Find the value of $$\begin{vmatrix} \cos a & \sin a & \cos a & \sin a \\ \cos 2a & \sin 2a & 2\cos 2a & 2\sin 2a \\ \cos 3a & \sin 3a & 3\cos 3a & 3 \sin 3a \\ \cos 4a & \sin 4a & 4\cos 4a & 4 \sin 4a \end{vmatrix}$$
I tried to add/substract some columns and rows in order to get some $0$-s and maybe get to a $3 \times 3$ determinant, but it didn't work.
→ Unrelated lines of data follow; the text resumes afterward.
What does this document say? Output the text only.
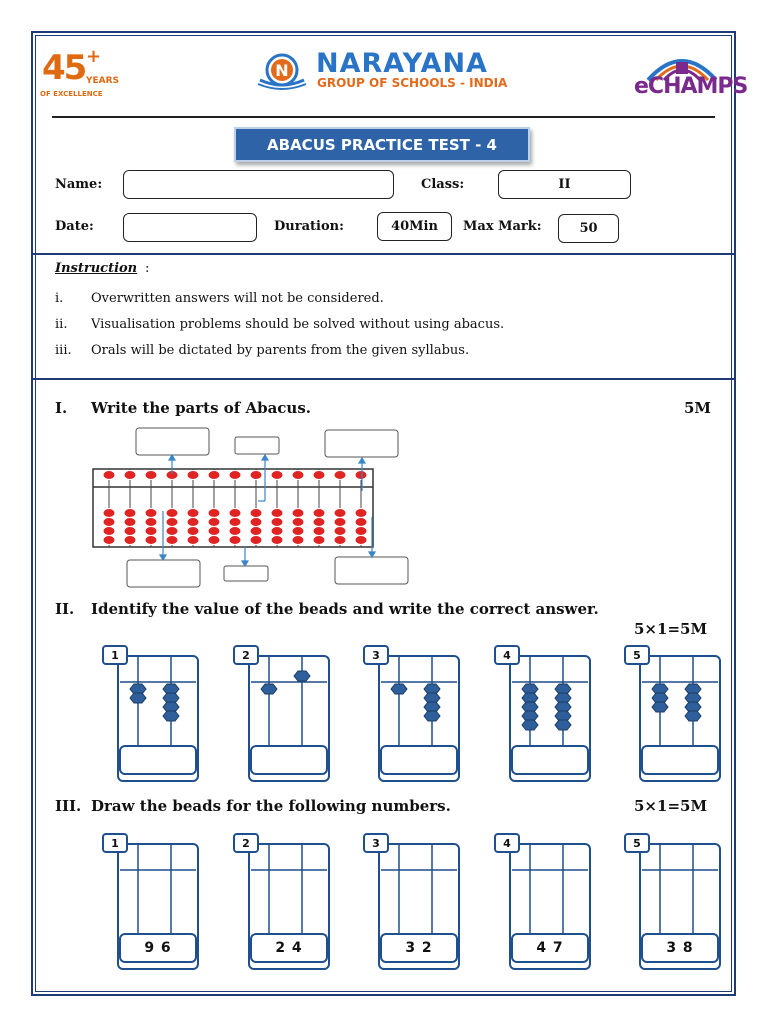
45 +
YEARS
OF EXCELLENCE
N NARAYANA
GROUP OF SCHOOLS - INDIA	eCHAMPS
ABACUS PRACTICE TEST - 4
Name:	Class:	II
Date:	Duration:	40Min	Max Mark:	50
Instruction :
i. Overwritten answers will not be considered.
ii. Visualisation problems should be solved without using abacus.
iii. Orals will be dictated by parents from the given syllabus.
I. Write the parts of Abacus.	5M
II. Identify the value of the beads and write the correct answer.
5×1=5M
1	2	3	4	5
III. Draw the beads for the following numbers.	5×1=5M
1
9 6
2
2 4
3
3 2
4
4 7
5
3 8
I also thought about using $\sin 2a, \sin 3a, \sin 4a$ formulas, but it gets too complicated. I think that this isn't so difficult and I don't see something easy.
After a few column operations you get to $$-\frac14\begin{vmatrix} e^{ia}&e^{-ia}&e^{ia}&e^{-ia}\\ e^{2ia}&e^{-2ia}&2e^{2ia}&2e^{-2ia}\\ e^{3ia}&e^{-3ia}&3e^{3ia}&3e^{-3ia}\\ e^{4ia}&e^{-4ia}&4e^{4ia}&4e^{-4ia}\\ \end{vmatrix} =-\frac14\begin{vmatrix} 1&1&1&1\\ e^{ia}&e^{-ia}&2e^{ia}&2e^{-ia}\\ e^{2ia}&e^{-2ia}&3e^{2ia}&3e^{-2ia}\\ e^{3ia}&e^{-3ia}&4e^{3ia}&4e^{-3ia}\\ \end{vmatrix} =-\frac14\begin{vmatrix} 1&1&0&0\\ e^{ia}&e^{-ia}&e^{ia}&e^{-ia}\\ e^{2ia}&e^{-2ia}&2e^{2ia}&2e^{-2ia}\\ e^{3ia}&e^{-3ia}&3e^{3ia}&3e^{-3ia}\\ \end{vmatrix} =-\frac14\begin{vmatrix} 1&1&0&0\\ e^{ia}&e^{-ia}&1&1\\ e^{2ia}&e^{-2ia}&2e^{ia}&2e^{-ia}\\ e^{3ia}&e^{-3ia}&3e^{2ia}&3e^{-2ia}\\ \end{vmatrix}.$$ This last sort of determinant is a variant of the Vandermonde determinant $$\begin{vmatrix} 1&1&0&0\\ t&u&1&1\\ t^2&u^2&2t&2u\\ t^3&u^3&3t^2&3u^2\\ \end{vmatrix}=-(t-u)^4$$ etc.